Figure 3.

Anoctamin 1 (ANO1) antagonism leads to a reduction in human uterine smooth muscle (USM) contractility. A, Experimental design outline of functional organ bath recordings. B, Representative tracings of oxytocin-induced (EC85) contractions in human USM with treatment of vehicle (0.1% dimethyl sulfoxide (DMSO)), 50 μM benzbromarone, and 500 μM benzbromarone. C, Sigmoidal dose–response curve demonstrating the percent reduction in integral force (gram × seconds) at different concentrations of benzbromarone (7 patients; with n = 5 to 7 strips at each concentration tested). IC₅₀ of benzbromarone on reduction in force from an EC85 oxytocin-induced contraction of human USM is 45 μM. D, Benzbromarone significantly decreases integral force of oxytocin-induced (EC85) human USM contractions in a dose-dependent manner. The lowest effective dose of benzbromarone was 25 μM (***P < .001; ns, not significant).
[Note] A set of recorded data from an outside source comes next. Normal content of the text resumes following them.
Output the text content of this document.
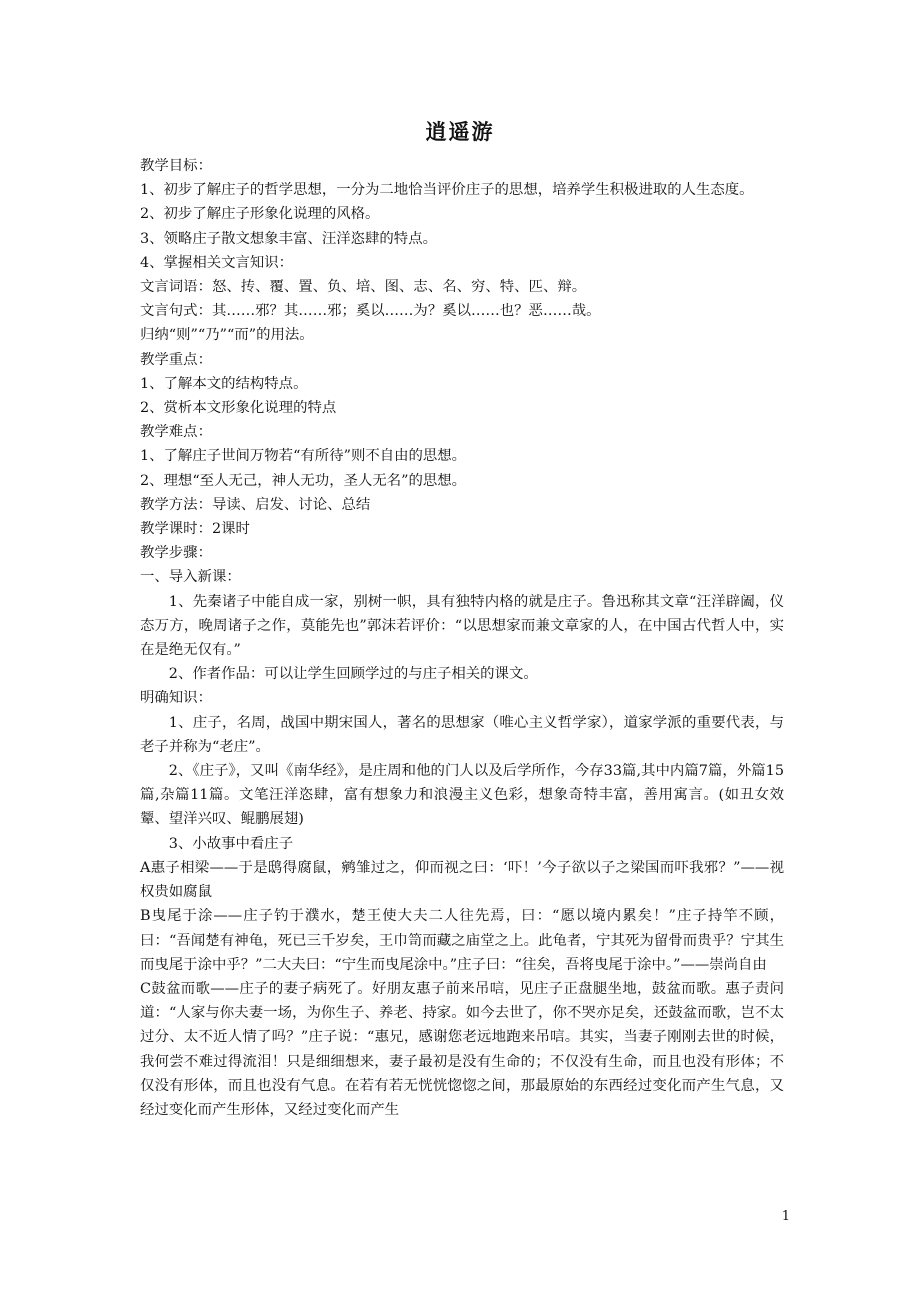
逍遥游

教学目标：

1、初步了解庄子的哲学思想，一分为二地恰当评价庄子的思想，培养学生积极进取的人生态度。

2、初步了解庄子形象化说理的风格。

3、领略庄子散文想象丰富、汪洋恣肆的特点。

4、掌握相关文言知识：

文言词语：怒、抟、覆、置、负、培、图、志、名、穷、特、匹、辩。

文言句式：其……邪？其……邪；奚以……为？奚以……也？恶……哉。

归纳“则”“乃”“而”的用法。

教学重点：

1、了解本文的结构特点。

2、赏析本文形象化说理的特点

教学难点：

1、了解庄子世间万物若“有所待”则不自由的思想。

2、理想“至人无己，神人无功，圣人无名”的思想。

教学方法：导读、启发、讨论、总结

教学课时：2课时

教学步骤：

一、导入新课：

1、先秦诸子中能自成一家，别树一帜，具有独特内格的就是庄子。鲁迅称其文章“汪洋辟阖，仪态万方，晚周诸子之作，莫能先也”郭沫若评价：“以思想家而兼文章家的人，在中国古代哲人中，实在是绝无仅有。”

2、作者作品：可以让学生回顾学过的与庄子相关的课文。

明确知识：

1、庄子，名周，战国中期宋国人，著名的思想家（唯心主义哲学家），道家学派的重要代表，与老子并称为“老庄”。

2、《庄子》，又叫《南华经》，是庄周和他的门人以及后学所作，今存33篇,其中内篇7篇，外篇15篇,杂篇11篇。文笔汪洋恣肆，富有想象力和浪漫主义色彩，想象奇特丰富，善用寓言。(如丑女效颦、望洋兴叹、鲲鹏展翅)

3、小故事中看庄子

A惠子相梁——于是鸱得腐鼠，鹓雏过之，仰而视之曰：‘吓！’今子欲以子之梁国而吓我邪？”——视权贵如腐鼠

B曳尾于涂——庄子钓于濮水，楚王使大夫二人往先焉，曰：“愿以境内累矣！”庄子持竿不顾，曰：“吾闻楚有神龟，死已三千岁矣，王巾笥而藏之庙堂之上。此龟者，宁其死为留骨而贵乎？宁其生而曳尾于涂中乎？”二大夫曰：“宁生而曳尾涂中。”庄子曰：“往矣，吾将曳尾于涂中。”——崇尚自由

C鼓盆而歌——庄子的妻子病死了。好朋友惠子前来吊唁，见庄子正盘腿坐地，鼓盆而歌。惠子责问道：“人家与你夫妻一场，为你生子、养老、持家。如今去世了，你不哭亦足矣，还鼓盆而歌，岂不太过分、太不近人情了吗？”庄子说：“惠兄，感谢您老远地跑来吊唁。其实，当妻子刚刚去世的时候，我何尝不难过得流泪！只是细细想来，妻子最初是没有生命的；不仅没有生命，而且也没有形体；不仅没有形体，而且也没有气息。在若有若无恍恍惚惚之间，那最原始的东西经过变化而产生气息，又经过变化而产生形体，又经过变化而产生

1
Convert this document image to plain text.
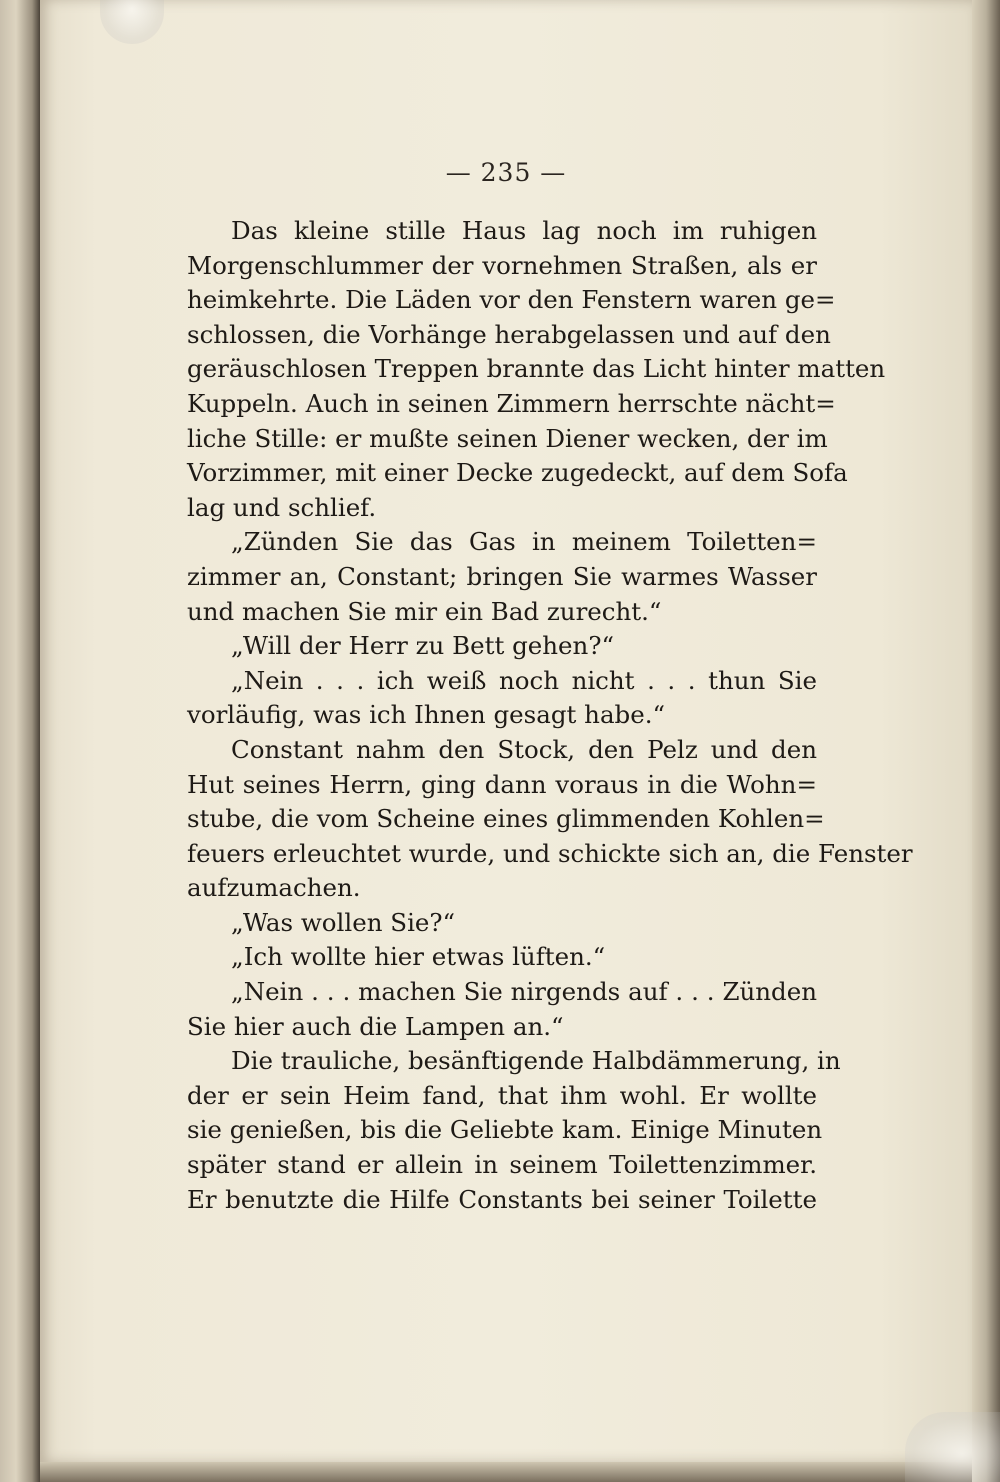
— 235 —
Das kleine stille Haus lag noch im ruhigen
Morgenschlummer der vornehmen Straßen, als er
heimkehrte. Die Läden vor den Fenstern waren ge=
schlossen, die Vorhänge herabgelassen und auf den
geräuschlosen Treppen brannte das Licht hinter matten
Kuppeln. Auch in seinen Zimmern herrschte nächt=
liche Stille: er mußte seinen Diener wecken, der im
Vorzimmer, mit einer Decke zugedeckt, auf dem Sofa
lag und schlief.
„Zünden Sie das Gas in meinem Toiletten=
zimmer an, Constant; bringen Sie warmes Wasser
und machen Sie mir ein Bad zurecht.“
„Will der Herr zu Bett gehen?“
„Nein . . . ich weiß noch nicht . . . thun Sie
vorläufig, was ich Ihnen gesagt habe.“
Constant nahm den Stock, den Pelz und den
Hut seines Herrn, ging dann voraus in die Wohn=
stube, die vom Scheine eines glimmenden Kohlen=
feuers erleuchtet wurde, und schickte sich an, die Fenster
aufzumachen.
„Was wollen Sie?“
„Ich wollte hier etwas lüften.“
„Nein . . . machen Sie nirgends auf . . . Zünden
Sie hier auch die Lampen an.“
Die trauliche, besänftigende Halbdämmerung, in
der er sein Heim fand, that ihm wohl. Er wollte
sie genießen, bis die Geliebte kam. Einige Minuten
später stand er allein in seinem Toilettenzimmer.
Er benutzte die Hilfe Constants bei seiner Toilette
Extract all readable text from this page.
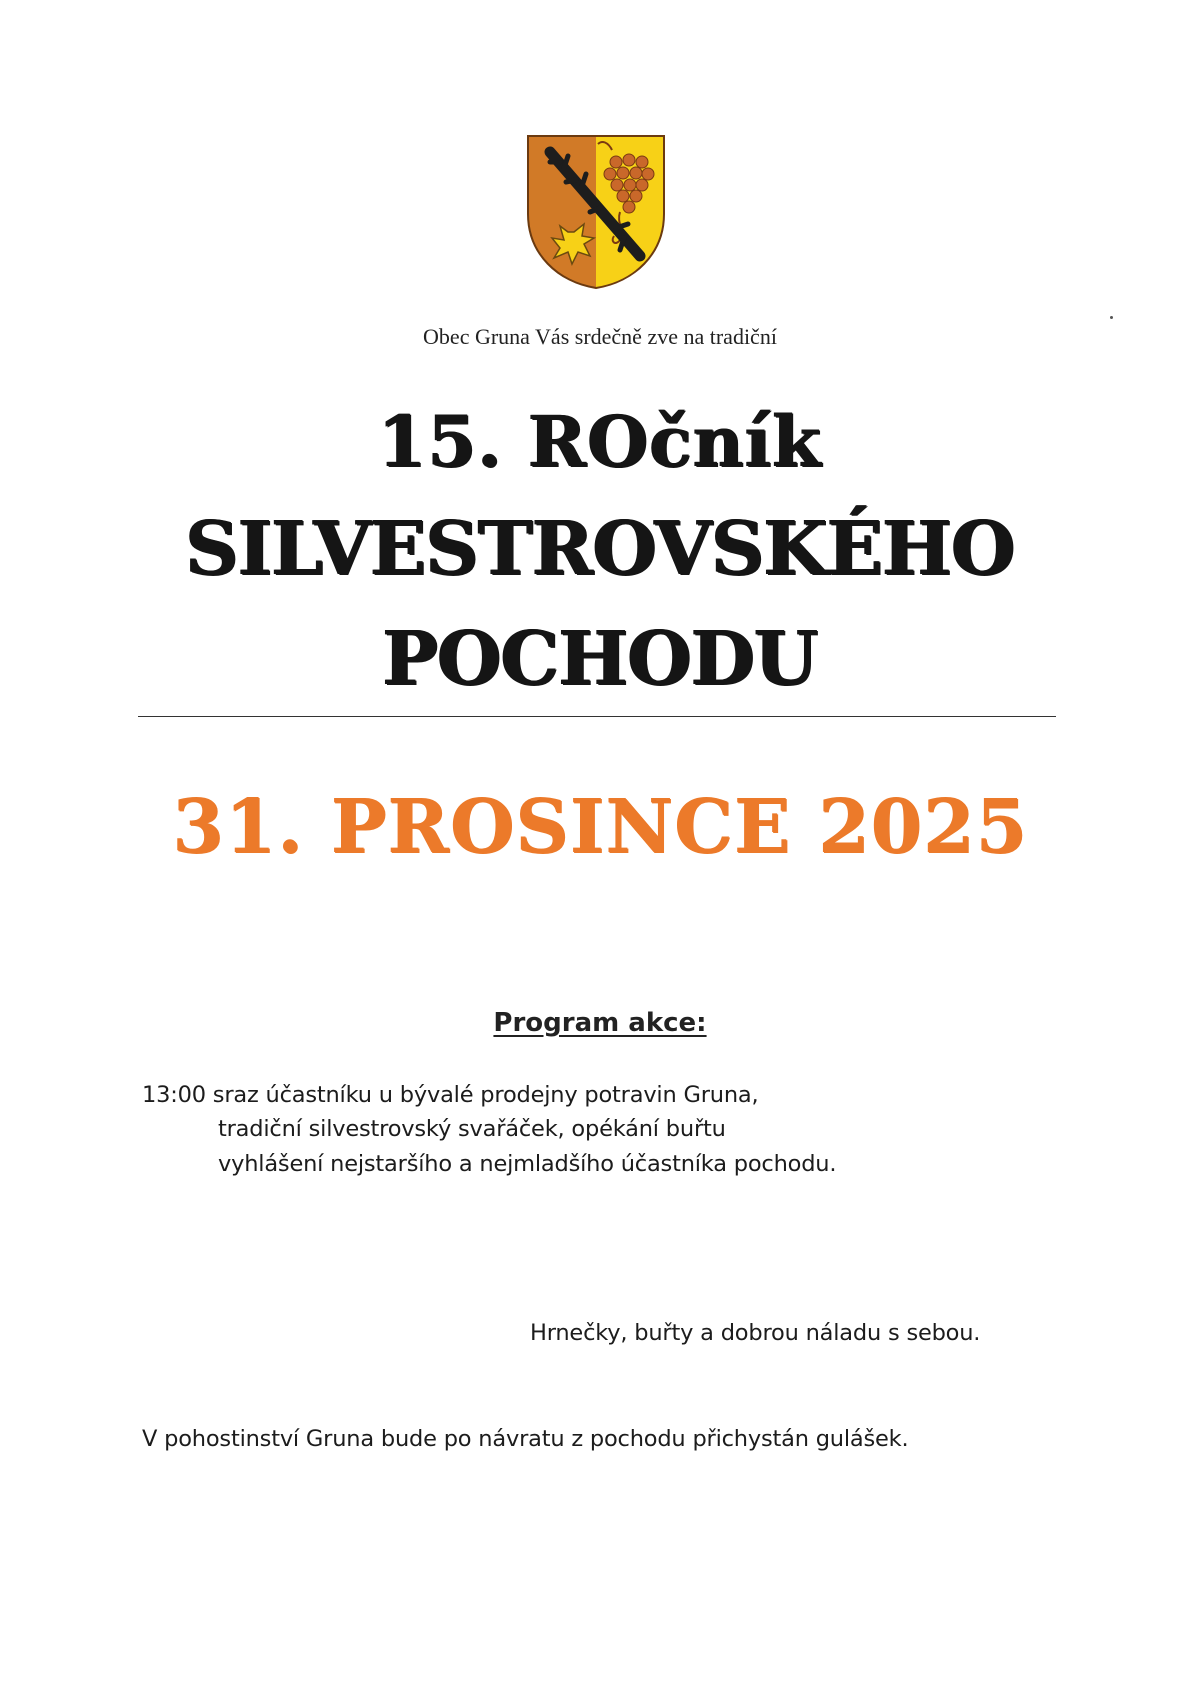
Obec Gruna Vás srdečně zve na tradiční
15. ROčník
SILVESTROVSKÉHO
POCHODU
31. PROSINCE 2025
Program akce:
13:00 sraz účastníku u bývalé prodejny potravin Gruna,
tradiční silvestrovský svařáček, opékání buřtu
vyhlášení nejstaršího a nejmladšího účastníka pochodu.
Hrnečky, buřty a dobrou náladu s sebou.
V pohostinství Gruna bude po návratu z pochodu přichystán gulášek.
E, Percentage changes in frequency measured at 2 intervals (30 and 60 minutes) is decreased by benzbromarone in a concentration-dependent manner (0-500 μM). F, Slopes of tracings from (E) were calculated and compiled. Benzbromarone decreases oxytocin-induced USM contractile frequency in a dose-dependent manner. The lowest effective concentration of benzbromarone on frequency was 10 μM. (*P < .05, ***P < .001).